Poe understood that the most effective horror is not the monster at the door. It is the realization, arriving gradually and then all at once, that you have been inside the monster for some time — that the walls that seemed like walls are something else, that the house you entered in good faith is the haunted thing itself, and that the exit you were told about is not where they said it would be. The Medicare beneficiary whose inpatient rehabilitation authorization sits in a WISeR portal queue does not experience this realization. That is not because the realization is wrong. It is because no document in the system is designed to produce it. The forms do not confess. The status codes do not explain. The machine approves the request on day eleven and offers nothing — no accounting, no apology, no record of what the eleven days cost — because it was not built to offer those things. It was built to process the request. The request was processed.
What accumulated in the interval between submission and approval — the carrying cost, the lost bed, the clinical risk, the hours — does not appear in the WISeR Model's outcomes data. It appears in the hospital's financial records, in the rehabilitation facility's occupancy logs, in the attending physician's documentation of an extended acute stay, in the patient's memory of nine days in a hospital gown waiting to be told she could leave.
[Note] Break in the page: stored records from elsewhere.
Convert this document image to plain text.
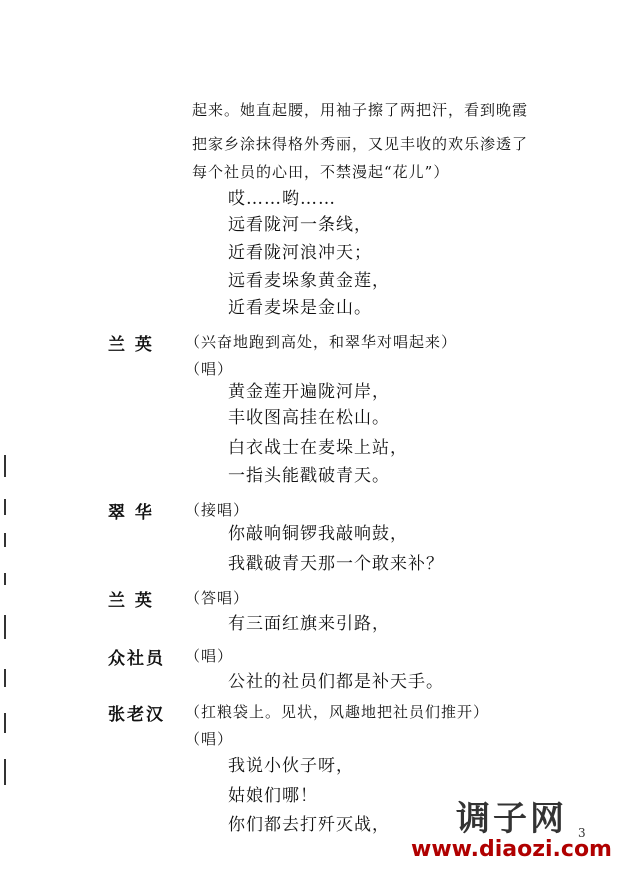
起来。她直起腰，用袖子擦了两把汗，看到晚霞
把家乡涂抹得格外秀丽，又见丰收的欢乐渗透了
每个社员的心田，不禁漫起“花儿”）
哎……哟……
远看陇河一条线，
近看陇河浪冲天；
远看麦垛象黄金莲，
近看麦垛是金山。
兰 英 （兴奋地跑到高处，和翠华对唱起来）
（唱）
黄金莲开遍陇河岸，
丰收图高挂在松山。
白衣战士在麦垛上站，
一指头能戳破青天。
翠 华 （接唱）
你敲响铜锣我敲响鼓，
我戳破青天那一个敢来补？
兰 英 （答唱）
有三面红旗来引路，
众社员 （唱）
公社的社员们都是补天手。
张老汉 （扛粮袋上。见状，风趣地把社员们推开）
（唱）
我说小伙子呀，
姑娘们哪！
你们都去打歼灭战，	3
调子网
www.diaozi.com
The machine has no field for any of that. The machine does not know it happened.
The CMS WISeR Model prior authorization delays that Washington state hospitals are now documenting are not a malfunction. They are the output of a design that was allowed to go live without the guardrails that patient safety and provider accountability require: no binding clock, no specificity requirements, no peer-to-peer pathway, no independent audit mechanism. The model can be fixed. The four structural corrections described above are not comprehensive reform. They are the minimum — the absolute floor of accountability that should have been in place before a single Medicare beneficiary's care was routed through this system.
Below that floor, what we are left with is a machine that processes requests and records its own approvals and has no language for what it costs, and no mechanism for the person inside it to understand where she is, and no clock that anyone has agreed to keep.
The clock is running. Or rather — and this is the precise and terrible point — it isn't.
Source note: This analysis is based on Fierce Healthcare's reporting, "AI-powered prior authorizations for Medicare have greatly delayed care, Washington state hospitals say", and on publicly available CMS prior authorization policy materials.